What does Meta AI's Diplomacy-winning Cicero mean for AI?

https://garymarcus.substack.com/p/what-does-meta-ais-diplomacy-winning

Human-level play in the game of Diplomacy by combining language models with strategic reasoning (FAIR et al., 2022) https://www.science.org/doi/10.1126/science.ade9097

Diplomacy, a complex game that requires extensive communication, has been recognized as a challenge for AI for at least fifty years. To win, a player must not only play strategically, but form alliances, negotiate, persuade, threaten, and occasionally deceive. It therefore presents challenges for AI that are go far beyond those faced either by systems that play games like Go and chess or by chatbots that engage in dialog in less complex settings.

The results themselves are, without question, genuinely impressive. Although the AI is not yet at or near world champion level, the system was able to integrate language with game play, in an online version of blitz Diplomacy, ranking within the top 10% of mixed crowd of professional and amateurs, with play and language use that were natural enough that only one human player suspected it of being a bot.

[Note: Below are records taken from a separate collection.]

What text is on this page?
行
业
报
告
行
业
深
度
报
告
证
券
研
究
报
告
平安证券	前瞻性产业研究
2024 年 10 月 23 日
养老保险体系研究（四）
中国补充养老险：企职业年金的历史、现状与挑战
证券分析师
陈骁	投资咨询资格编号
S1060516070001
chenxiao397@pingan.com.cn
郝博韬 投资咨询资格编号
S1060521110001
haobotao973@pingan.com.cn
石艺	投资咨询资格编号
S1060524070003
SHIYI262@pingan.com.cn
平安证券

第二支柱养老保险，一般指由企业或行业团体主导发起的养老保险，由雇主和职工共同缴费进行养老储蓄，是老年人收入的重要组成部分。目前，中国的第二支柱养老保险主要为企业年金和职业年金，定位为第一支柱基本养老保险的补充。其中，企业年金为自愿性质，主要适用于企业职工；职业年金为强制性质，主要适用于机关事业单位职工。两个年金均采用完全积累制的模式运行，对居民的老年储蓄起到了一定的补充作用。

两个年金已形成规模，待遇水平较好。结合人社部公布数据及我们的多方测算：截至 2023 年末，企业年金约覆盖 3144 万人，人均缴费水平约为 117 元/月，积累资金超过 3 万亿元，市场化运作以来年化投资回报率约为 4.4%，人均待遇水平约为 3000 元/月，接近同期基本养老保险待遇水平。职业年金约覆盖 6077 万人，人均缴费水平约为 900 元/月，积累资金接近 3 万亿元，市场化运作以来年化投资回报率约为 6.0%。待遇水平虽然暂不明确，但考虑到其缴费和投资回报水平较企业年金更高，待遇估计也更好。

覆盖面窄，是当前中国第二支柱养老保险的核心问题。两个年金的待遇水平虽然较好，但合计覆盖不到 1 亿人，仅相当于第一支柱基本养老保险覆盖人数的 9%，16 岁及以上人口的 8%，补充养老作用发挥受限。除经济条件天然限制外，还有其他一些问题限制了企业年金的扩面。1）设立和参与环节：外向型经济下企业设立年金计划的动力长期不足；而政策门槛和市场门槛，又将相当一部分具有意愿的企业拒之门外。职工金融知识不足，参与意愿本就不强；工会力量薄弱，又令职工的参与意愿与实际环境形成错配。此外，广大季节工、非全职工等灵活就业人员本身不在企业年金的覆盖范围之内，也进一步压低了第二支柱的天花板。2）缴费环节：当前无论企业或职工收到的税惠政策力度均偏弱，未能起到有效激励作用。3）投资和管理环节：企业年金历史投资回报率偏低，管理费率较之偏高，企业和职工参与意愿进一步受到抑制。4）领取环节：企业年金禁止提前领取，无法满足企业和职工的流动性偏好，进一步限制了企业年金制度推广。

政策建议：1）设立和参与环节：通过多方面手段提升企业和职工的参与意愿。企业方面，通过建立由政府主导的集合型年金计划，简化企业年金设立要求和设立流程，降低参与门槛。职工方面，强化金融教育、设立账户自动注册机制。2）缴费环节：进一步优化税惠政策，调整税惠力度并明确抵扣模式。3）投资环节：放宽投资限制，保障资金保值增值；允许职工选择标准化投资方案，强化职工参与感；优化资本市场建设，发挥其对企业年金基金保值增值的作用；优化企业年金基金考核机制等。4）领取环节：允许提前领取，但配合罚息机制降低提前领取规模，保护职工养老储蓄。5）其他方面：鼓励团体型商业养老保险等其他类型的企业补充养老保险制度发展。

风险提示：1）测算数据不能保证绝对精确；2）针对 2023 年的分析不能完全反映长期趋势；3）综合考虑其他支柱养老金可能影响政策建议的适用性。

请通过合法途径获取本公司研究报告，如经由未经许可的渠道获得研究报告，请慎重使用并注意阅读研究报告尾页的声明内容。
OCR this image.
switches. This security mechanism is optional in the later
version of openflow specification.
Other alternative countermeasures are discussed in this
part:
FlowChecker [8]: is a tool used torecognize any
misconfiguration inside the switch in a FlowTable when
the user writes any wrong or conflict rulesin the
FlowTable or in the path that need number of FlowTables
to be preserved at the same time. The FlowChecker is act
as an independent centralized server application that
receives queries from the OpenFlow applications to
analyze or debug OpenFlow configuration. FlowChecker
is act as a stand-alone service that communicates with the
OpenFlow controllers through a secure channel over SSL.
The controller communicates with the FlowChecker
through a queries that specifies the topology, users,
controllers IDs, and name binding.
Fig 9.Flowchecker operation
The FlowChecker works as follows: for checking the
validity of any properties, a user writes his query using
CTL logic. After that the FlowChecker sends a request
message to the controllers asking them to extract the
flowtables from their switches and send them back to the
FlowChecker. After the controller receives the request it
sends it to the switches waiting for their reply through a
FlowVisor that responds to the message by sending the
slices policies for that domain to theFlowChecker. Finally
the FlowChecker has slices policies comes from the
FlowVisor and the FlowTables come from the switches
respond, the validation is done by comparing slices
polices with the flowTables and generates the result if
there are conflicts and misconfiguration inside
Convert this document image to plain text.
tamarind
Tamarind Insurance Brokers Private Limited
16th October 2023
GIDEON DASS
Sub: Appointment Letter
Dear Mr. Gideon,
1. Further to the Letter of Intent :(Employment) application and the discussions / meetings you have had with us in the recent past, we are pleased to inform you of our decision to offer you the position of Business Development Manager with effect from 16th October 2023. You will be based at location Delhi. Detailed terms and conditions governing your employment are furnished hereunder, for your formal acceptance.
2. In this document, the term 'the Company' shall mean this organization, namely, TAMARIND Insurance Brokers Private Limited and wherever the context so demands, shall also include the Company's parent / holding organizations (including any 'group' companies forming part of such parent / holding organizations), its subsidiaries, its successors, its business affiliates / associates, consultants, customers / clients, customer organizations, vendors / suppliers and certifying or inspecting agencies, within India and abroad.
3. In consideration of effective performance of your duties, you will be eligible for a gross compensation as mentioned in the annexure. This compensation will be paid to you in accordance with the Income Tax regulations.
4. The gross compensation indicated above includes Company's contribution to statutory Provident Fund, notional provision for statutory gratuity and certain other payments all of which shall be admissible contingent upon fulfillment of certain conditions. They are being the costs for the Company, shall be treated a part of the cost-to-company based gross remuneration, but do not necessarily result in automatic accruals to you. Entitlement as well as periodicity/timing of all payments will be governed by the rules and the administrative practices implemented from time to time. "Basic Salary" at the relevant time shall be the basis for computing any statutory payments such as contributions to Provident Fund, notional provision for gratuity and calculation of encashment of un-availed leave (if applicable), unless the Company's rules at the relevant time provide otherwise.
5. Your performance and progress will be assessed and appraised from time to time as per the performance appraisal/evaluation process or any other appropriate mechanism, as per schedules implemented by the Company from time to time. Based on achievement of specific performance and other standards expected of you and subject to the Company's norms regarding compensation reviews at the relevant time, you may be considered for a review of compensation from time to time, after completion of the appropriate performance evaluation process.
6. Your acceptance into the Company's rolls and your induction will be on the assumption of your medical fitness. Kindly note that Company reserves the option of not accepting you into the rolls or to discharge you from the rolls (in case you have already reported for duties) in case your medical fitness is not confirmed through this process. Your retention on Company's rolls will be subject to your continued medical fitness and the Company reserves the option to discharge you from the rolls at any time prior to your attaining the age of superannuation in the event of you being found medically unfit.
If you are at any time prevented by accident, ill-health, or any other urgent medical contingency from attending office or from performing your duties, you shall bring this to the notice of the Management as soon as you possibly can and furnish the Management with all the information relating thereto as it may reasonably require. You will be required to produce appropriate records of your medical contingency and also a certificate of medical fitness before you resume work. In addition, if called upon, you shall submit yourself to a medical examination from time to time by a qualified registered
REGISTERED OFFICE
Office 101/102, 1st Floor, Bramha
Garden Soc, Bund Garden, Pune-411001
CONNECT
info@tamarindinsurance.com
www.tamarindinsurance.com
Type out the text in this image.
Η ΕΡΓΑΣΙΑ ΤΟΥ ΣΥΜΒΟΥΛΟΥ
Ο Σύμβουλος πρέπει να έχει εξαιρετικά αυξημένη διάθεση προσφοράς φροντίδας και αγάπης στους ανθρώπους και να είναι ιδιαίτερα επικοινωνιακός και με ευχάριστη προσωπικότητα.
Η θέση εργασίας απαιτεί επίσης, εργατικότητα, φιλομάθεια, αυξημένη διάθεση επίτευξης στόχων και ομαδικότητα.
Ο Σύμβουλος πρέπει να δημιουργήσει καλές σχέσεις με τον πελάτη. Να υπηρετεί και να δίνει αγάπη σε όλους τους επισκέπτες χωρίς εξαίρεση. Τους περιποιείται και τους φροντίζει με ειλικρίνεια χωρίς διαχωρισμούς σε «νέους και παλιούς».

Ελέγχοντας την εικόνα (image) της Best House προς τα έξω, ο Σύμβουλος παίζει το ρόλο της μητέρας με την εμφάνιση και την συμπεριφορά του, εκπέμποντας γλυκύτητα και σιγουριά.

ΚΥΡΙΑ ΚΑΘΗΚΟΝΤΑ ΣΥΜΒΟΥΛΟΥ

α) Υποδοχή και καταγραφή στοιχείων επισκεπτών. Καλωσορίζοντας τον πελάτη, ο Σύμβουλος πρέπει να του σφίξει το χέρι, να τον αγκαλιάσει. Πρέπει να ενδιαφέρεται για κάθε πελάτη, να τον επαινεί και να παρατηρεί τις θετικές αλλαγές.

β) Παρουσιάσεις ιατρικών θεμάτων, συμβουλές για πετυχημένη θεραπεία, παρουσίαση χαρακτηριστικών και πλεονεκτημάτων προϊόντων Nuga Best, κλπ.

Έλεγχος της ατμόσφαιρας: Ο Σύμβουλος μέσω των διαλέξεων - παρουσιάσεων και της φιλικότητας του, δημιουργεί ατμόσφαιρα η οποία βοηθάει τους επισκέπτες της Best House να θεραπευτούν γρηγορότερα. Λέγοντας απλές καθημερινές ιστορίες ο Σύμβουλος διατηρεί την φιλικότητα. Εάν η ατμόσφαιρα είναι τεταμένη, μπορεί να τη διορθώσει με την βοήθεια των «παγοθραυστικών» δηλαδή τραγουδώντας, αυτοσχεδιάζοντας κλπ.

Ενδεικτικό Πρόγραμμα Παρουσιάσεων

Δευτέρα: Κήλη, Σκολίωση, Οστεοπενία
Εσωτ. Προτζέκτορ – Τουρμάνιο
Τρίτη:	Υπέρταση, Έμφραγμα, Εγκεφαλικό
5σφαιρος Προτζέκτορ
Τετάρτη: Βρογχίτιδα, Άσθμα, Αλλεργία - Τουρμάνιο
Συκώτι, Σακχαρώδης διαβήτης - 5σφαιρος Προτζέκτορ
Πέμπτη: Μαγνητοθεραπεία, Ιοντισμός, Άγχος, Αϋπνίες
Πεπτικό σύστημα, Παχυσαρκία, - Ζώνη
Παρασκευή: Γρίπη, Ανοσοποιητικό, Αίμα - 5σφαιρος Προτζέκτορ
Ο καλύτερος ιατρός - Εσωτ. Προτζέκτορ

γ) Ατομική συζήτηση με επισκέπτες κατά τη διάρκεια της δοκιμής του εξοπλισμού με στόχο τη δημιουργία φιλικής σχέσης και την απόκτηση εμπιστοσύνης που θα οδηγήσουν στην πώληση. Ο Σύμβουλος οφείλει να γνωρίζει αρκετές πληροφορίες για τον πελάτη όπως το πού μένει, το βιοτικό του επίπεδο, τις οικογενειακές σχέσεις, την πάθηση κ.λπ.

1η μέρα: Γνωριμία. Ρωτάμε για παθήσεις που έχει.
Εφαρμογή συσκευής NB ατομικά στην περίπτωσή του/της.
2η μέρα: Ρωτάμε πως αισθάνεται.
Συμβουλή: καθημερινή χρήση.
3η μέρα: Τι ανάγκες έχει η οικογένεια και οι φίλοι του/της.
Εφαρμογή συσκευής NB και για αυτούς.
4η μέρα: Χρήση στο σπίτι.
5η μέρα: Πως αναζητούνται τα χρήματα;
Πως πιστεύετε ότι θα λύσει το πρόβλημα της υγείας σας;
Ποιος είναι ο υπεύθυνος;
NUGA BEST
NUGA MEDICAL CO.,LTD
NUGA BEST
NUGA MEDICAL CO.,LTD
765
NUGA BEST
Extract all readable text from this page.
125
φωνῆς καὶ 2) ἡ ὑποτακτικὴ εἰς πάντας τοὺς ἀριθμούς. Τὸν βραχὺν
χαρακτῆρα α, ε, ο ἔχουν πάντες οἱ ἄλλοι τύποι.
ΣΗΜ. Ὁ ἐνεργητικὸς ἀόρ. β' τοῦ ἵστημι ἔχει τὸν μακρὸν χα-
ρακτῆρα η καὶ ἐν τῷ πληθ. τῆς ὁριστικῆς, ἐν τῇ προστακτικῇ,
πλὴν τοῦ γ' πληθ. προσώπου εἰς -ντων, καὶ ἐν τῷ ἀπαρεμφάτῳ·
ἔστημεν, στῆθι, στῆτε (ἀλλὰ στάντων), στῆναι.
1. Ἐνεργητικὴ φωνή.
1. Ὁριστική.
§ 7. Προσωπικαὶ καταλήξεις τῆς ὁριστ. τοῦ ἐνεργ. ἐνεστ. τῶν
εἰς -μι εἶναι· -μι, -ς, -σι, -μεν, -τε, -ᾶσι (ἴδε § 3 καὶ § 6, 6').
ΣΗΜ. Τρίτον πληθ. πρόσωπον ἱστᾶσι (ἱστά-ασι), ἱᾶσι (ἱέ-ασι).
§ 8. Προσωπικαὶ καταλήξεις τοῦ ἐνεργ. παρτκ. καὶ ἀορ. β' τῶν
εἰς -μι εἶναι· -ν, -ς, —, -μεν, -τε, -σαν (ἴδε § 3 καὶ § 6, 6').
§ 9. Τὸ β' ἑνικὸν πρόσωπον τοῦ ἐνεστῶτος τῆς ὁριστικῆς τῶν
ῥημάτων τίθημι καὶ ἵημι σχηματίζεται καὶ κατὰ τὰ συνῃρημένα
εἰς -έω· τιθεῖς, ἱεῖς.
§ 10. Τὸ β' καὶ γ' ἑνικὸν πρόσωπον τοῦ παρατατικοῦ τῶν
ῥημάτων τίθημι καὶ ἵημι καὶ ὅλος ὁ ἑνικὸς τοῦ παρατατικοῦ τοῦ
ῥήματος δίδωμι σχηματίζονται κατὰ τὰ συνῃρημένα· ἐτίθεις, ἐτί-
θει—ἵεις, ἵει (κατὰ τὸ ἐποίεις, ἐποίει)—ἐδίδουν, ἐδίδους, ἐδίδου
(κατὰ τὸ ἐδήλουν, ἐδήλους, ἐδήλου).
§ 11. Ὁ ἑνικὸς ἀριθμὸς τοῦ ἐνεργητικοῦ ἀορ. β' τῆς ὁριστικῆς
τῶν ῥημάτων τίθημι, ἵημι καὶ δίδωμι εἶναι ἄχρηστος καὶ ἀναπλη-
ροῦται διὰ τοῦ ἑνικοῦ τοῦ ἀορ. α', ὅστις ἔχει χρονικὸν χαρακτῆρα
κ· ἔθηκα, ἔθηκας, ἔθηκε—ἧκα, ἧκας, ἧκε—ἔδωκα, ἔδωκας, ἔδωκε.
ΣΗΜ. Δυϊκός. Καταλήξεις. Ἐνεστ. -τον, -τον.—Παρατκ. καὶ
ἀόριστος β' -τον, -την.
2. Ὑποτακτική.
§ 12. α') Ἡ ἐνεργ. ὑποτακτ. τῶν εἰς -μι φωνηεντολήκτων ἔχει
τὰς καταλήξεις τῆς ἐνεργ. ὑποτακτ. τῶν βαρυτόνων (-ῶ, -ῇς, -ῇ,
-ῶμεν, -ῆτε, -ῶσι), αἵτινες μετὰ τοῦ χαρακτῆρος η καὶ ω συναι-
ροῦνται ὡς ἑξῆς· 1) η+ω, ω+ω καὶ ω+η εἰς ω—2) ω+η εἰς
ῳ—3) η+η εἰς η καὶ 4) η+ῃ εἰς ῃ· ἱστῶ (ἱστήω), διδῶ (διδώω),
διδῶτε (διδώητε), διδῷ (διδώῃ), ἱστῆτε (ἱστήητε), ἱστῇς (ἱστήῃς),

The first thing to realize is that Cicero is a very complex system. Its high-level structure is considerably more complex than systems like AlphaZero, which mastered Go and chess, or GPT-3 which focuses purely on sequences of words. Some of that complexity is immediately apparent in the flowchart; whereas a lot of recent models are something like data-in, action out, with some kind of unified system (say a Transformer) in between, Cicero is heavily prestructured, in advance of any learning or training, with a carefully-designed bespoke architecture that is divided into multiple modules and streams, each with their own specialization.